CT: You’re right! I never thought of that “freedom” connection. I guess I’m torn about this idea, though. On one hand, I do think distraction and connection are a very plain feature of life today, and not to write about them is somehow disingenuous. I think that the new direction of literature will focus more and more on interconnected groups of people and their tensions, rather than on explorations of individual consciousness (which seems like a 20th century thing). There’s lots of great writers doing exactly that. However, I love old books and their perspective on life. And I often find the conveniently accessible world of the Internet to be ironically oppressive: its constant pace of change and consumption and new things you want (or have) to do. I like to escape it in the ways I can—for example, I’m a staunch flip phone holdout. Reading and writing, however, are probably the best ways to escape it.
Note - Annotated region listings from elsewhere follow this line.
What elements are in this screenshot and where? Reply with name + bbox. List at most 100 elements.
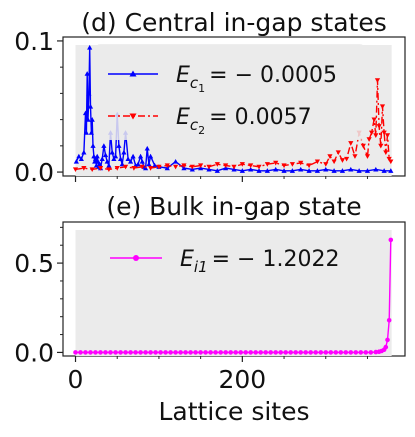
data-point <box>101 143 107 148</box>
data-point <box>148 350 153 355</box>
data-point <box>102 152 109 158</box>
data-point <box>135 161 141 167</box>
data-point <box>368 350 374 355</box>
data-point <box>81 149 87 155</box>
data-point <box>358 350 364 355</box>
data-point <box>384 133 391 138</box>
legend-entry-ei1: Ei1 = − 1.2022 <box>110 247 339 276</box>
data-point <box>335 150 341 155</box>
data-point <box>344 156 350 162</box>
data-point <box>193 350 198 355</box>
data-point <box>243 350 248 355</box>
panel-central-in-gap-states: (d) Central in-gap states 0.0 0.1 Ec1= − … <box>14 8 406 187</box>
data-point <box>113 350 118 355</box>
y-tick-label: 0.1 <box>14 27 54 56</box>
data-point <box>89 167 95 173</box>
data-point <box>82 110 89 116</box>
data-point <box>173 164 179 170</box>
legend-label-ec2: Ec2= 0.0057 <box>176 105 312 137</box>
data-point <box>314 168 321 173</box>
data-point <box>73 158 79 164</box>
data-point <box>123 350 128 355</box>
data-point <box>376 124 382 129</box>
data-point <box>333 350 339 355</box>
data-point <box>239 162 245 167</box>
data-point <box>381 168 387 173</box>
data-point <box>111 156 117 162</box>
data-point <box>97 161 103 167</box>
data-point <box>381 130 387 136</box>
data-point <box>323 162 329 167</box>
data-point <box>268 350 274 355</box>
data-point <box>273 350 279 355</box>
data-point <box>109 149 115 155</box>
data-point <box>83 130 89 135</box>
data-point <box>72 167 79 173</box>
data-point <box>239 168 245 173</box>
data-point <box>364 168 371 173</box>
data-point <box>373 166 379 172</box>
data-point <box>231 164 237 170</box>
data-point <box>183 350 188 355</box>
data-point <box>188 350 193 355</box>
data-point <box>238 350 243 355</box>
data-point <box>228 350 233 355</box>
data-point <box>306 168 312 173</box>
data-point <box>386 156 392 162</box>
data-point <box>89 117 95 122</box>
data-point <box>139 158 145 164</box>
data-point <box>293 350 299 355</box>
data-point <box>139 164 145 170</box>
data-point <box>303 350 309 355</box>
data-point <box>106 167 112 173</box>
legend-marker-ec2 <box>129 113 137 120</box>
data-point <box>374 78 381 83</box>
x-axis-label: Lattice sites <box>158 397 309 426</box>
panel-e-title: (e) Bulk in-gap state <box>106 192 361 221</box>
data-point <box>256 168 262 173</box>
data-point <box>78 156 84 162</box>
panel-d-plot-area <box>72 44 394 173</box>
data-point <box>223 163 229 169</box>
data-point <box>137 153 144 159</box>
data-point <box>104 158 110 164</box>
data-point <box>313 350 319 355</box>
data-point <box>318 350 324 355</box>
data-point <box>253 350 258 355</box>
data-point <box>264 162 270 167</box>
data-point <box>127 158 134 164</box>
data-point <box>133 350 138 355</box>
data-point <box>214 168 220 173</box>
legend-marker-ei1 <box>133 255 139 261</box>
data-point <box>114 166 120 171</box>
data-point <box>363 350 369 355</box>
data-point <box>112 153 119 159</box>
data-point <box>189 164 195 170</box>
data-point <box>378 143 384 149</box>
data-point <box>138 350 143 355</box>
data-point <box>364 154 371 159</box>
legend-marker-ec1 <box>129 70 137 77</box>
panel-d-title: (d) Central in-gap states <box>81 8 386 37</box>
data-point <box>87 44 93 50</box>
legend-box <box>98 232 364 282</box>
data-point <box>83 350 88 355</box>
data-point <box>348 141 354 146</box>
data-point <box>168 350 173 355</box>
legend-box <box>96 44 364 140</box>
data-point <box>281 163 287 169</box>
y-tick-label: 0.0 <box>14 338 54 367</box>
data-point <box>385 337 390 343</box>
data-point <box>288 350 294 355</box>
data-point <box>314 159 321 165</box>
panel-d-legend: Ec1= − 0.0005 Ec2= 0.0057 <box>96 44 364 140</box>
data-point <box>388 168 394 173</box>
data-point <box>298 160 304 166</box>
data-point <box>383 150 389 155</box>
data-point <box>214 162 220 167</box>
data-point <box>143 350 148 355</box>
data-point <box>281 168 287 173</box>
data-point <box>152 162 158 168</box>
y-tick-label: 0.0 <box>14 158 54 187</box>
So in that regard I’d like to keep the two things separate.
The 2015–2016 Tickner Fellow at Baltimore’s Gilman School, Cam Terwilliger‘s fiction and nonfiction can be found online in Electric Literature, The Rumpus, and Narrative, where he was named one of Narrative’s “15 Under 30.” In print, his writing appears in West Branch, Post Road, and Mid-American Review, among others. His work has been supported by fellowships and scholarships from the Fulbright Program, the James Jones First Novel Fellowship, the Bread Loaf Writers’ Conference, the Sewanee Writers’ Conference, the Massachusetts Cultural Council, and the Virginia Center for Creative Arts.